But songs (and movie or TV clips) can also be useful springboards for in-class assignments. All of the resources out there that have suggestions for media clips in economics (like Music for Econ, Movies for Econ, or The Economics of Seinfeld) will identify which economic concepts the clips address and have at least a short summary of what’s in the clip. A couple (ABBA to Zeppelin and Dirk’s site) also provide some specific follow-up questions that instructors could use in class. I thought it might be helpful for people to see specifically how I integrate media clips into my classes with those types of questions.
I’ve written up one example already for the Starting Point module on interactive lectures. In that one, students watch a clip from the Colbert Report that deals with externalities in the market for cashmere and then I ask them to draw the graph for that market, showing the external costs and identifying the private and social equilibria. In the 500-seat class, students responded to clicker questions about their graphs; in smaller classes, you could actually collect the graphs and grade them directly, or have students get into small groups to assess each other’s work.
In another example, I use the song “Big Yellow Taxi” to discuss cost-benefit analysis. I created the following video for the song (using the Counting Crows cover since I’m pretty sure my students have never heard the original!):
(note: if you watch the whole thing, you'll notice it goes on for a while at the end - I usually manually fade it out in class)

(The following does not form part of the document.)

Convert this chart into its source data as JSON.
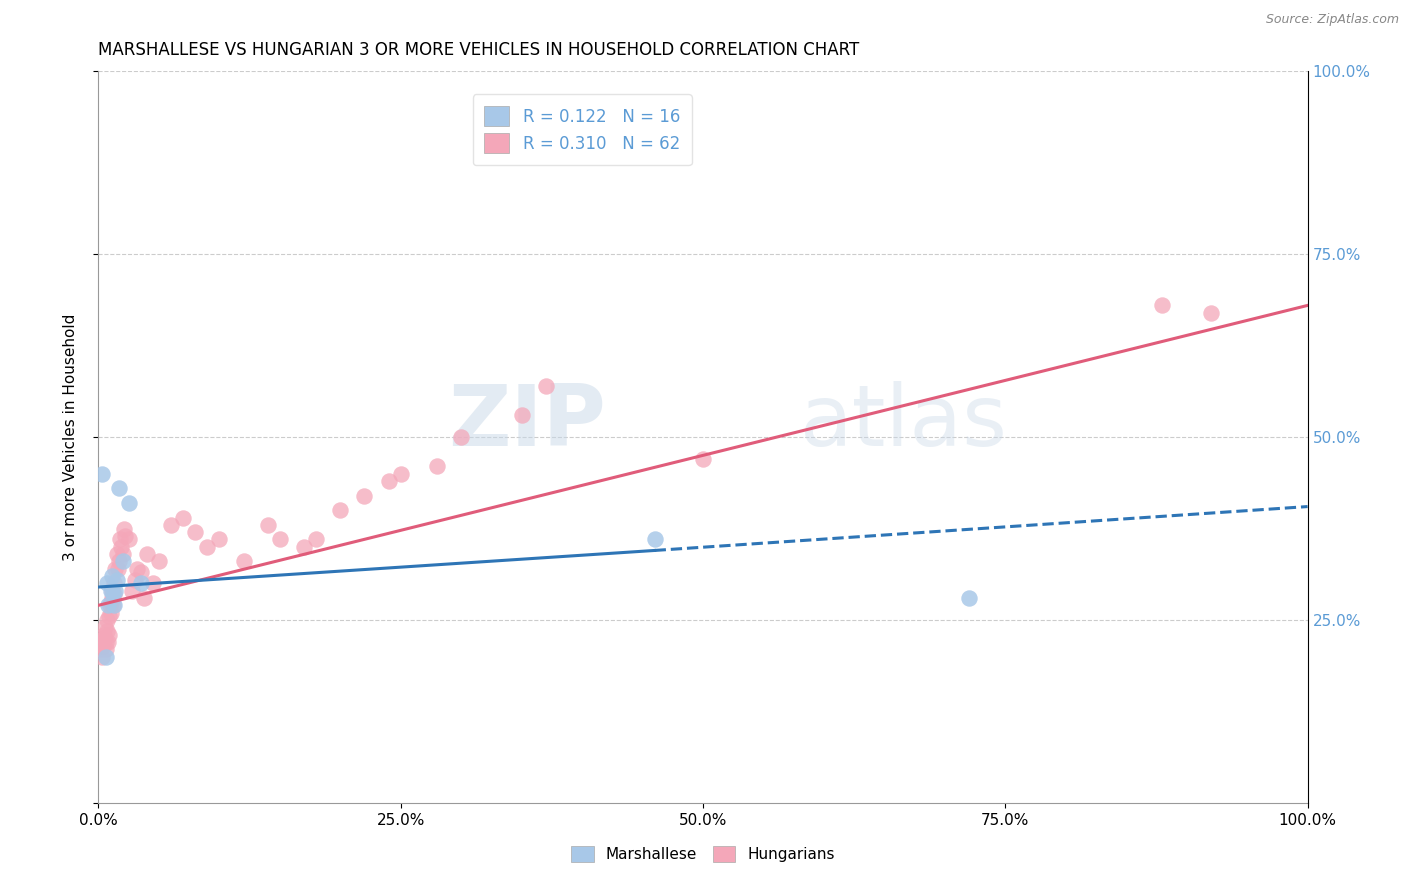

Most of the time, I play the video as students are coming into class on the day after we have discussed marginal versus sunk costs (so they are already familiar with the basic definitions). I then start the class by handing out a sheet with the full lyrics and have them answer some questions (most of which are also asked in the video), identifying the costs in the song. For classes where students are working in teams, they answer the questions on a team worksheet (you can see the specific worksheet I use here); in a larger class or without teams, you could ask the questions using clickers or with a think-pair-share approach.
Even if you just use songs or film/TV clips as simple examples to spice up your lecture, they are typically much more engaging for students than talking about corn and wheat, but if you can get them to do something with the content from those clips, it can be even more effective.